Integrated microfluidic bench technologies for active control of unconventional fluid by functionalised material interface of complex geometry microchannels

Interface control of microchannel-based systems are emerging as a critical design trend in the process and manoeuvring optimisation in several types of micro-devices. The realisation of microstructures in components such as mixers, filters, extractors, reaction chambers of bio and chemical devices, as well as their combination into more complex and versatile systems, leads to major advantages for the applications, such as faster analysis times, parallelisation of assays, combination of different reactions on the chips, as well as to saving cost usually at the same time with getting an improved performance.

However, the effectiveness of these microstructures strictly relies on the capability to reliably control the behaviour of fluids, and to manipulate the position of streams within flows. In particular, interface forces dominate at small dimensions dramatically increasing friction, which induces a critical distribution of the channel-driven flow. Controlling fluids in microchannels by external means is not for many cases effective, especially when dealing with unconventional fluids (like multi-phase or non-Newtonian), where critical conditions are very often required for the initiation of chemical reactions. Among alternative active control techniques promising of breakthroughs in micro devices technology, best candidates are those envisaging appropriate modifications of the interface to positively exploit mobilisation of phenomena, which are known to intervene in some extent even if insufficiently understood and consequently quantified.

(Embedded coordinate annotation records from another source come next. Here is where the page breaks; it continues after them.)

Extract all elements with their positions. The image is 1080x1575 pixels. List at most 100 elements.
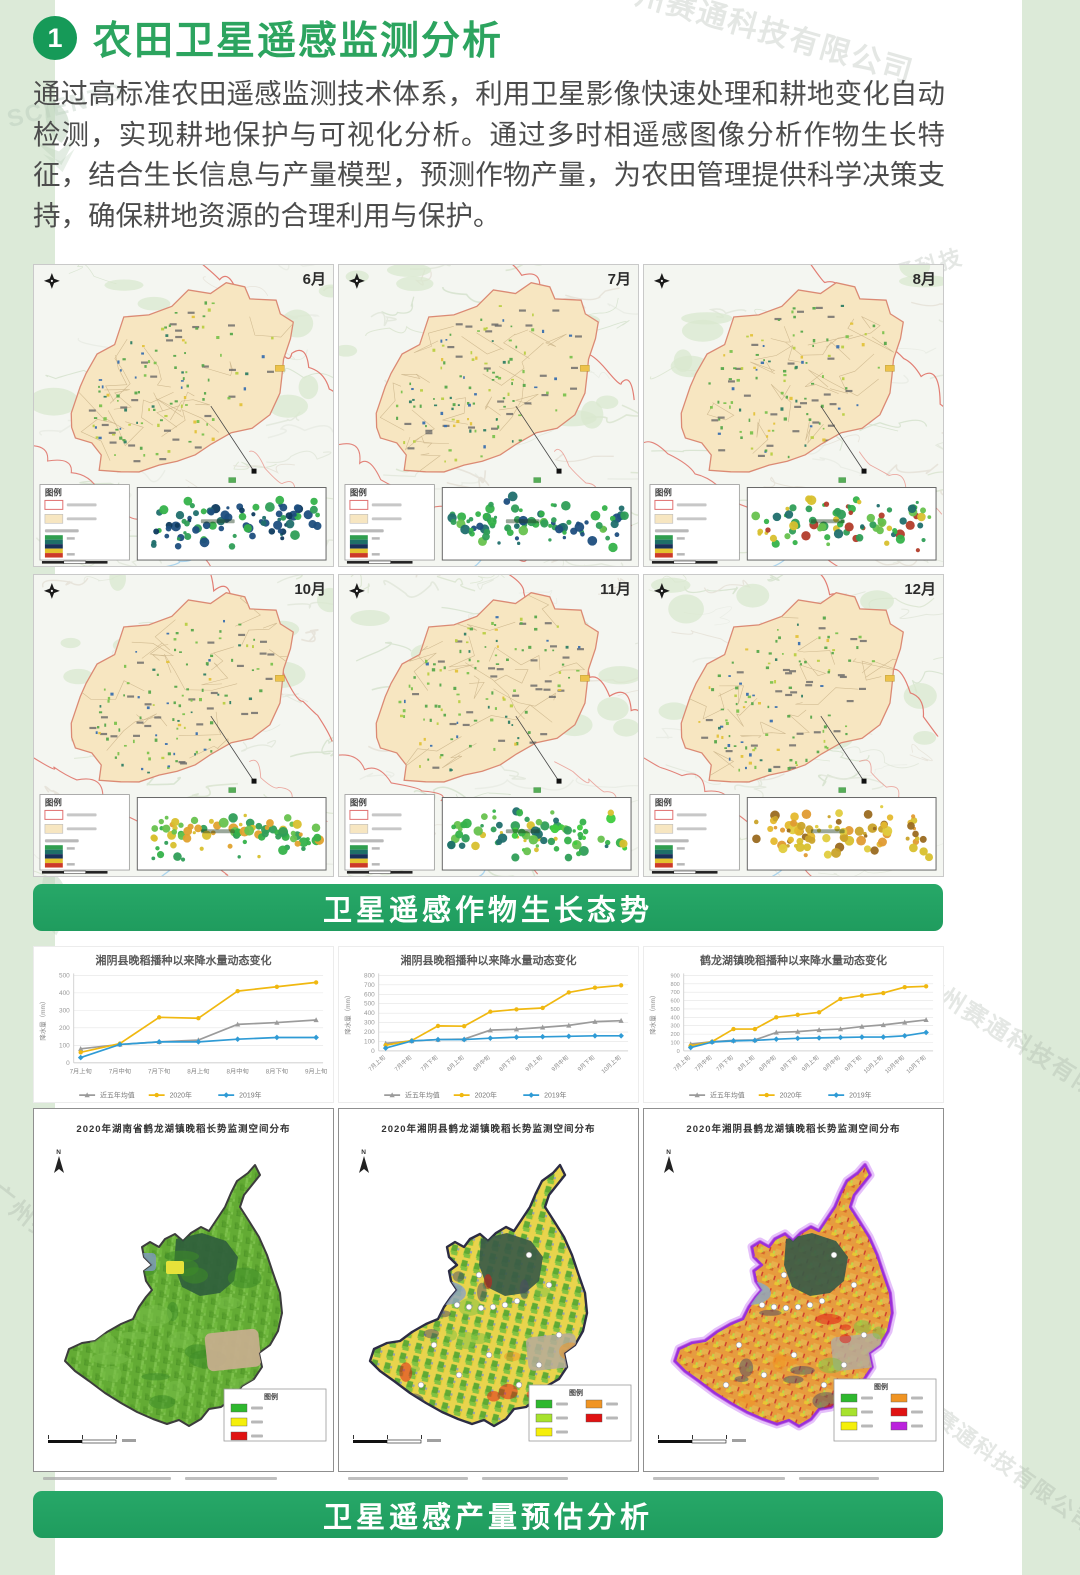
satellite-map: 图例 <box>34 265 333 566</box>
yield-map-title: 2020年湘阴县鹤龙湖镇晚稻长势监测空间分布 <box>381 1124 596 1135</box>
svg-text:8月中旬: 8月中旬 <box>471 1053 492 1073</box>
yield-map-row: 2020年湖南省鹤龙湖镇晚稻长势监测空间分布 N 图例 2020年湘阴县鹤龙湖镇晚… <box>33 1108 944 1485</box>
svg-text:N: N <box>56 1149 61 1156</box>
map-month-label: 8月 <box>912 271 936 288</box>
satellite-map-grid: 图例 6月 图例 7月 图例 8月 图例 10月 图例 11月 图例 12月 <box>33 264 944 877</box>
yield-estimation-banner: 卫星遥感产量预估分析 <box>33 1491 943 1538</box>
svg-text:10月上旬: 10月上旬 <box>600 1053 623 1075</box>
yield-map-panel-2: 2020年湘阴县鹤龙湖镇晚稻长势监测空间分布 N 图例 <box>338 1108 639 1472</box>
svg-text:200: 200 <box>364 1029 375 1036</box>
svg-text:400: 400 <box>364 1010 375 1017</box>
svg-text:图例: 图例 <box>350 487 367 497</box>
svg-text:近五年均值: 近五年均值 <box>710 1091 745 1100</box>
svg-text:500: 500 <box>59 972 70 979</box>
svg-text:800: 800 <box>670 982 679 988</box>
svg-text:8月上旬: 8月上旬 <box>187 1067 209 1076</box>
map-month-label: 12月 <box>904 581 936 598</box>
svg-text:10月中旬: 10月中旬 <box>883 1053 906 1075</box>
svg-text:7月下旬: 7月下旬 <box>419 1053 440 1073</box>
yield-map: N 图例 <box>48 1149 327 1444</box>
svg-text:2019年: 2019年 <box>544 1091 566 1100</box>
page-title: 农田卫星遥感监测分析 <box>93 20 504 63</box>
yield-map-title: 2020年湘阴县鹤龙湖镇晚稻长势监测空间分布 <box>686 1124 901 1135</box>
svg-text:7月中旬: 7月中旬 <box>693 1053 714 1073</box>
svg-text:700: 700 <box>364 982 375 989</box>
svg-text:图例: 图例 <box>264 1392 278 1401</box>
svg-text:600: 600 <box>670 999 679 1005</box>
precipitation-chart-xiangyin-1: 湘阴县晚稻播种以来降水量动态变化 0 100 200 300 400 500 7月上旬 7月中… <box>33 946 334 1103</box>
satellite-map-panel-jul: 图例 7月 <box>338 264 639 567</box>
svg-text:降水量（mm）: 降水量（mm） <box>343 992 352 1035</box>
satellite-map-panel-aug: 图例 8月 <box>643 264 944 567</box>
svg-text:400: 400 <box>670 1015 679 1021</box>
svg-text:N: N <box>361 1149 366 1156</box>
svg-text:8月中旬: 8月中旬 <box>757 1053 778 1073</box>
svg-text:100: 100 <box>59 1042 70 1049</box>
satellite-map: 图例 <box>644 265 943 566</box>
satellite-map-panel-jun: 图例 6月 <box>33 264 334 567</box>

The INFLUS project aimed at developing new integrated microfluidic bench technologies, namely a facility of techniques, protocols and devices specifically designed for the flow control of interface interacting fluids within microchannels, enabling the investigation of the effects on the fluid motion due to changes occurring at the functional interface. The main objectives of the project were the design of innovative functionalised interfaces of plastic-based and hybrid microchannels allowing complex flow control and manoeuvring, through relevant improvements of multifunctional materials engineering knowledge exploiting their chemical and physical properties, and by opportune combination with technological substrates.

One of the most important tasks of dissemination activities performed during the reporting period was the construction and exploitation of INFLUS project web portal: http://www.influs.eu. This web portal had a twofold target. On one side, it was used to spread publishable information about the project activities to industries, research institution and general public, thus promoting the cross-fertilisation of ideas and means of establishing cooperation. On the other hand, it allowed a fast and efficient exchange of communications, documents and reference material among partners as well as with the European Commission.

The portal was divided into two main areas. The public area is accessible by every visitor, and contains a description of all main topics developed in the project, i.e. chip platforms, surface functionalisation, flow measurements and characterisation, numerical simulations. A dedicated section is also reserved for validation results of the developed techniques. Each of these sections is directly accessible from the home page, and is internally organised in sub-sections providing deeper insight on each topic. The pages are organised into a hierarchy depending on a typical tree structure, and links between the pages make easier the navigation.